What does it mean to create a home? Over the past few months I’ve been thinking about this question. Settling down, as in putting down roots in one place, is something that I haven’t had to face before. But since my husband will be finishing up his PhD hopefully in less than two years, it something that I have to start mentally preparing for.
For the past few weeks, I’ve had the opportunity to sit in a class on immigration and migration in Asia. In the past week, I’ve been challenged to think about what “home” means. For migrants, home can have multiple meanings. It could mean one’s country of birth, family, different places one has traveled to, a car, a boat. While listening to author Ha Jin talk about home, he described “home” as more of an action or having agency rather than a physical place. Home is something that you enjoy and put your energy toward. These words really struck a chord with me, because for the past few weeks I’ve been thinking about home as a specific place I’d like to raise my family in, a place where I’d like Lucas to grow up in. Anticipating what home could or should mean gives me anxiety. After my husband finishes his PhD, where will we go? Who will we become? Ha Jin’s definition puts a spin on the meaning of “home” which gives me comfort and assurance. I enjoy my job, I enjoy exploring the Triangle Area, and I enjoy being with my family. Putting my energy into these activities are my home. Creating an environment of love and care for my family is my home.

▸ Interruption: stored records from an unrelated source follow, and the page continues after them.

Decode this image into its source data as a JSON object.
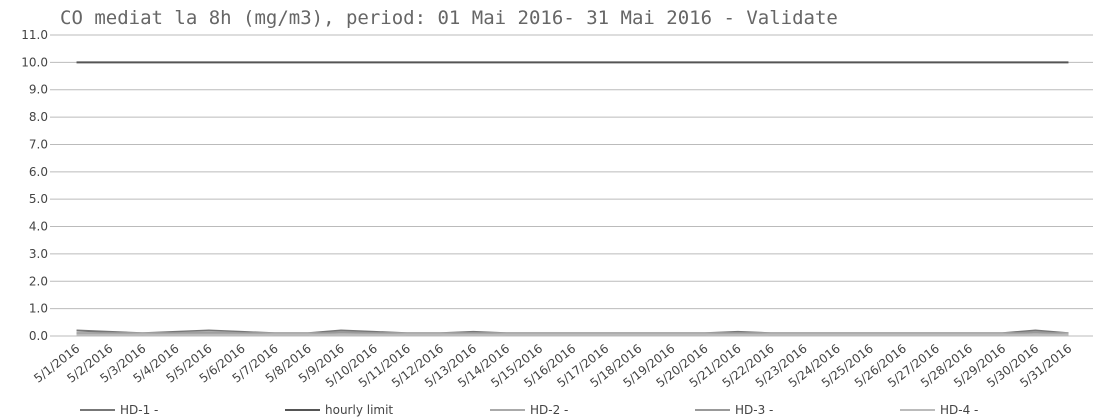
{
  "chart_data": {
    "type": "line",
    "title": "CO mediat la 8h (mg/m3), period: 01 Mai 2016- 31 Mai 2016 - Validate",
    "categories": [
      "5/1/2016",
      "5/2/2016",
      "5/3/2016",
      "5/4/2016",
      "5/5/2016",
      "5/6/2016",
      "5/7/2016",
      "5/8/2016",
      "5/9/2016",
      "5/10/2016",
      "5/11/2016",
      "5/12/2016",
      "5/13/2016",
      "5/14/2016",
      "5/15/2016",
      "5/16/2016",
      "5/17/2016",
      "5/18/2016",
      "5/19/2016",
      "5/20/2016",
      "5/21/2016",
      "5/22/2016",
      "5/23/2016",
      "5/24/2016",
      "5/25/2016",
      "5/26/2016",
      "5/27/2016",
      "5/28/2016",
      "5/29/2016",
      "5/30/2016",
      "5/31/2016"
    ],
    "series": [
      {
        "name": "HD-1 -",
        "color": "#777777",
        "values": [
          0.2,
          0.15,
          0.1,
          0.15,
          0.2,
          0.15,
          0.1,
          0.1,
          0.2,
          0.15,
          0.1,
          0.1,
          0.15,
          0.1,
          0.1,
          0.1,
          0.1,
          0.1,
          0.1,
          0.1,
          0.15,
          0.1,
          0.1,
          0.1,
          0.1,
          0.1,
          0.1,
          0.1,
          0.1,
          0.2,
          0.1
        ]
      },
      {
        "name": "hourly limit",
        "color": "#555555",
        "values": [
          10,
          10,
          10,
          10,
          10,
          10,
          10,
          10,
          10,
          10,
          10,
          10,
          10,
          10,
          10,
          10,
          10,
          10,
          10,
          10,
          10,
          10,
          10,
          10,
          10,
          10,
          10,
          10,
          10,
          10,
          10
        ]
      },
      {
        "name": "HD-2 -",
        "color": "#aaaaaa",
        "values": [
          0.1,
          0.1,
          0.1,
          0.1,
          0.15,
          0.1,
          0.1,
          0.1,
          0.1,
          0.1,
          0.1,
          0.1,
          0.1,
          0.1,
          0.1,
          0.1,
          0.1,
          0.1,
          0.1,
          0.1,
          0.1,
          0.1,
          0.1,
          0.1,
          0.1,
          0.1,
          0.1,
          0.1,
          0.1,
          0.1,
          0.1
        ]
      },
      {
        "name": "HD-3 -",
        "color": "#999999",
        "values": [
          0.1,
          0.1,
          0.05,
          0.1,
          0.1,
          0.1,
          0.05,
          0.05,
          0.15,
          0.1,
          0.05,
          0.05,
          0.1,
          0.05,
          0.05,
          0.05,
          0.05,
          0.05,
          0.05,
          0.05,
          0.1,
          0.05,
          0.05,
          0.05,
          0.05,
          0.05,
          0.05,
          0.05,
          0.05,
          0.15,
          0.05
        ]
      },
      {
        "name": "HD-4 -",
        "color": "#bbbbbb",
        "values": [
          0.05,
          0.05,
          0.05,
          0.05,
          0.05,
          0.05,
          0.05,
          0.05,
          0.05,
          0.05,
          0.05,
          0.05,
          0.05,
          0.05,
          0.05,
          0.05,
          0.05,
          0.05,
          0.05,
          0.05,
          0.05,
          0.05,
          0.05,
          0.05,
          0.05,
          0.05,
          0.05,
          0.05,
          0.05,
          0.05,
          0.05
        ]
      }
    ],
    "ylim": [
      0,
      11
    ],
    "yticks": [
      {
        "value": 0,
        "label": "0.0"
      },
      {
        "value": 1,
        "label": "1.0"
      },
      {
        "value": 2,
        "label": "2.0"
      },
      {
        "value": 3,
        "label": "3.0"
      },
      {
        "value": 4,
        "label": "4.0"
      },
      {
        "value": 5,
        "label": "5.0"
      },
      {
        "value": 6,
        "label": "6.0"
      },
      {
        "value": 7,
        "label": "7.0"
      },
      {
        "value": 8,
        "label": "8.0"
      },
      {
        "value": 9,
        "label": "9.0"
      },
      {
        "value": 10,
        "label": "10.0"
      },
      {
        "value": 11,
        "label": "11.0"
      }
    ],
    "grid": true
  }
}
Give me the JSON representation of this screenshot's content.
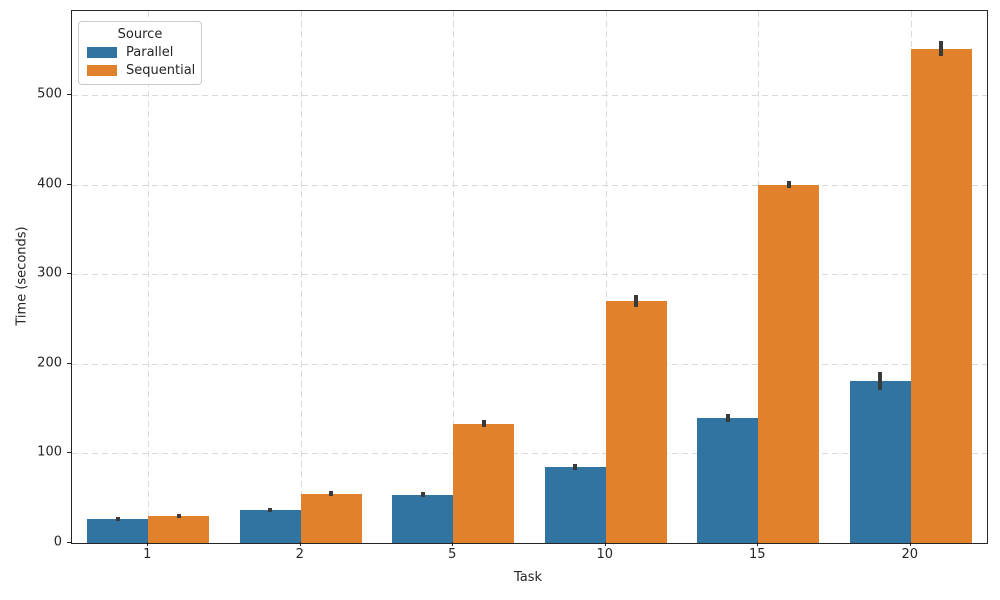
{
  "chart_data": {
    "type": "bar",
    "title": "",
    "xlabel": "Task",
    "ylabel": "Time (seconds)",
    "categories": [
      "1",
      "2",
      "5",
      "10",
      "15",
      "20"
    ],
    "series": [
      {
        "name": "Parallel",
        "color": "#3274a1",
        "values": [
          27,
          37,
          54,
          85,
          140,
          181
        ],
        "errors": [
          2.5,
          2,
          2.5,
          3.5,
          4.5,
          10
        ]
      },
      {
        "name": "Sequential",
        "color": "#e1812c",
        "values": [
          30,
          55,
          133,
          270,
          400,
          552
        ],
        "errors": [
          2.5,
          3,
          4,
          7,
          4,
          8
        ]
      }
    ],
    "ylim": [
      0,
      594
    ],
    "yticks": [
      0,
      100,
      200,
      300,
      400,
      500
    ],
    "grid": true,
    "grid_style": "dashed",
    "error_bar_color": "#3a3a3a",
    "legend": {
      "title": "Source",
      "position": "upper-left",
      "entries": [
        "Parallel",
        "Sequential"
      ]
    }
  }
}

Usually when I pick up Lucas from daycare, he greets me and then immediately says “home.” This is because for the first few weeks he spent in daycare, I said “now we go home” when I picked him up at the end of the day. Last week, instead of going home after daycare, I took him to a store we normally don’t go to. After about 15 minutes he said “home” a few times. I realized then how much he loves routine, and also how much a strange place can elicit a longing for home, a longing to feel secure.
When we move in two years, a new place will be a strange place for Lucas. Home will have new meanings, but it will be the familiar things we do, like having dinner or playing at the park together, that won’t be strange. We put our energy into what we do as family, and this creates a “home” for ourselves in our interactions, dynamic spaces of surprise, hope, love, and longing. I’m no longer anxious about settling down or putting down roots. My roots are here, they’re now, they’re flourishing in fresh soil, the soil of my soul, actions embedded in memory and given to those I love, and shared in my efforts, my energy. Yes, my roots are home.